5000 people attended a concert for Spanish rock group Love of Lesbian on Saturday night (March 27). Fans joined together masked in Barcelona's Palau Sant Jordi, after passing a same-day Covid-19 screening, in order to test its effectiveness in stopping the virus from spreading during large cultural events.
Inside the venue, the only hard and fast rules were that high-quality face masks provided by the venue had to be worn, except when eating and drinking in designated areas.
The band had special permission from Spanish health officials to perform, and concert-goers were allowed to mingle freely while masked.
“It’s been a year and half since we last set foot on a scenario as a band,” singer Santi Balmes said to the crowd. “Some of the musicians are crying over here.”
“We were able to evade reality for a while,” said concert-goer Jose Parejo. “We were inside our small concert bubble. And we were even able to remember back in time when things like this one were normal. Things that nowadays aren’t that normal, sadly.”
People with heart disease, cancer or those who had been in contact with someone infected with the virus in recent weeks were asked not to sign up to attend the concert, which was sold out.

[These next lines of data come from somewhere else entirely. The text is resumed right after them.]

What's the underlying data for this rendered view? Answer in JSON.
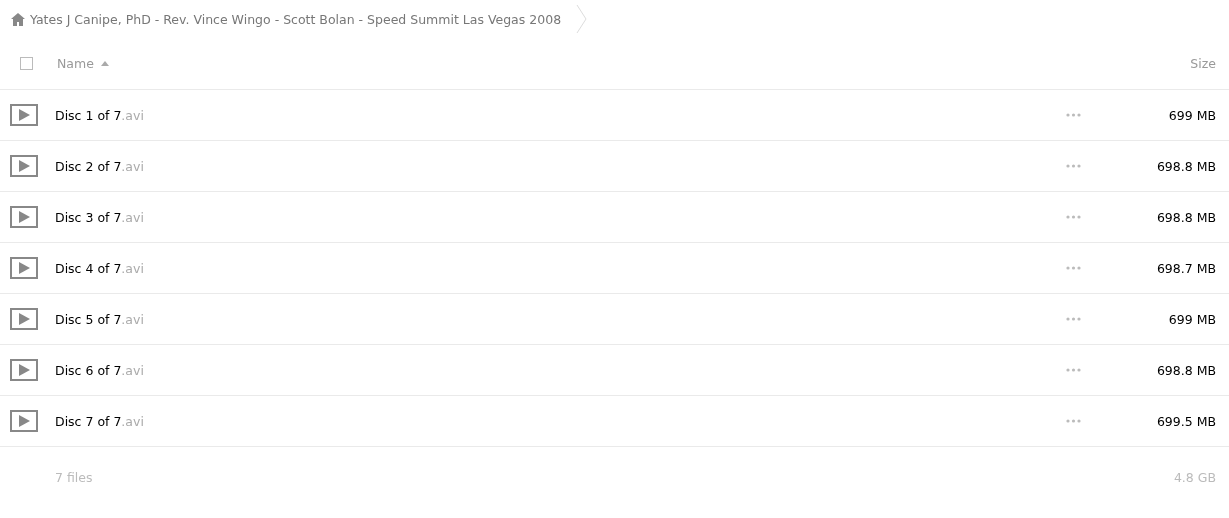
{
  "breadcrumb": {
    "title": "Yates J Canipe, PhD - Rev. Vince Wingo - Scott Bolan - Speed Summit Las Vegas 2008"
  },
  "table": {
    "select_all": {
      "checked": false
    },
    "columns": [
      "Name",
      "Size"
    ],
    "rows": [
      {
        "name": "Disc 1 of 7",
        "extension": ".avi",
        "size": "699 MB"
      },
      {
        "name": "Disc 2 of 7",
        "extension": ".avi",
        "size": "698.8 MB"
      },
      {
        "name": "Disc 3 of 7",
        "extension": ".avi",
        "size": "698.8 MB"
      },
      {
        "name": "Disc 4 of 7",
        "extension": ".avi",
        "size": "698.7 MB"
      },
      {
        "name": "Disc 5 of 7",
        "extension": ".avi",
        "size": "699 MB"
      },
      {
        "name": "Disc 6 of 7",
        "extension": ".avi",
        "size": "698.8 MB"
      },
      {
        "name": "Disc 7 of 7",
        "extension": ".avi",
        "size": "699.5 MB"
      }
    ]
  },
  "summary": {
    "count": "7 files",
    "total": "4.8 GB"
  }
}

The concert was backed by local authorities and experts from the Fight Aids and Infectious Diseases Foundation, which organised an earlier case study of around 500 people back in December. The results of that case study found that pre-screening with antigen tests and the use of face masks successfully prevented the spread of the virus within the concert hall, despite the lack of social distancing.

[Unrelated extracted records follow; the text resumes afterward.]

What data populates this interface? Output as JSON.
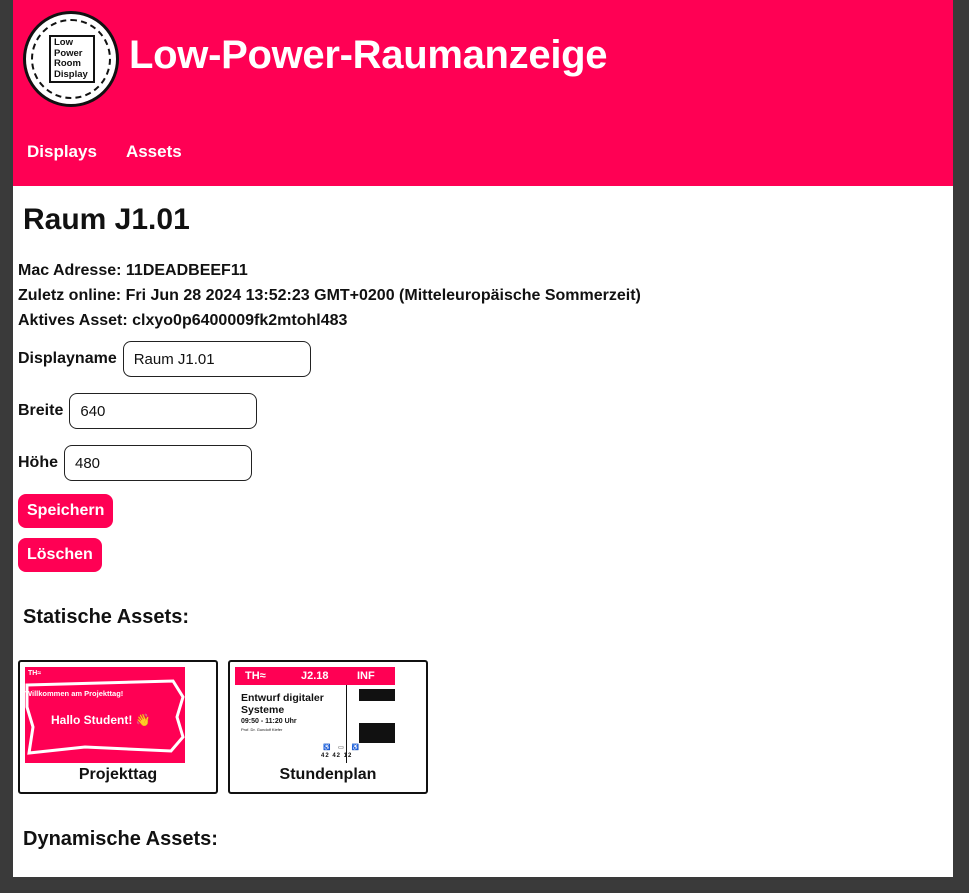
{
  "app": {
    "title": "Low-Power-Raumanzeige",
    "logo_lines": [
      "Low",
      "Power",
      "Room",
      "Display"
    ],
    "accent": "#ff0054"
  },
  "nav": {
    "items": [
      {
        "label": "Displays"
      },
      {
        "label": "Assets"
      }
    ]
  },
  "room": {
    "title": "Raum J1.01",
    "mac_label": "Mac Adresse:",
    "mac_value": "11DEADBEEF11",
    "online_label": "Zuletz online:",
    "online_value": "Fri Jun 28 2024 13:52:23 GMT+0200 (Mitteleuropäische Sommerzeit)",
    "asset_label": "Aktives Asset:",
    "asset_value": "clxyo0p6400009fk2mtohl483"
  },
  "form": {
    "displayname_label": "Displayname",
    "displayname_value": "Raum J1.01",
    "width_label": "Breite",
    "width_value": "640",
    "height_label": "Höhe",
    "height_value": "480",
    "save_label": "Speichern",
    "delete_label": "Löschen"
  },
  "static_assets": {
    "heading": "Statische Assets:",
    "items": [
      {
        "label": "Projekttag",
        "thumb": {
          "logo": "TH≈",
          "welcome": "Willkommen am Projekttag!",
          "hello": "Hallo Student! 👋"
        }
      },
      {
        "label": "Stundenplan",
        "thumb": {
          "logo": "TH≈",
          "room": "J2.18",
          "dept": "INF",
          "lecture": "Entwurf digitaler Systeme",
          "time": "09:50 - 11:20 Uhr",
          "prof": "Prof. Dr. Gundolf Kiefer",
          "counts": "42 42 12"
        }
      }
    ]
  },
  "dynamic_assets": {
    "heading": "Dynamische Assets:"
  }
}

“This is another small step toward being able to hold concerts and cultural events” during the pandemic, said Dr Boris Revollo, the virologist involved in the design of the health protocols.
Saturday's concert, 10 times larger than the original case study, required ticket holders to choose between three venues to receive an antigen test that morning. Those with negative results were given a code to access their tickets for the 7pm show. There was also no control group outside the concert hall, this time around.
In lieu of a control group outside the concert hall, the attendees allowed public health authorities to contact Revollo's team if they fell ill with Covid-19 in the weeks after the concert. That information will allow for an analysis of infection rates among the concert-goers in comparison with that of the general public, to see if there are discrepancies that could point to contagion at the concert.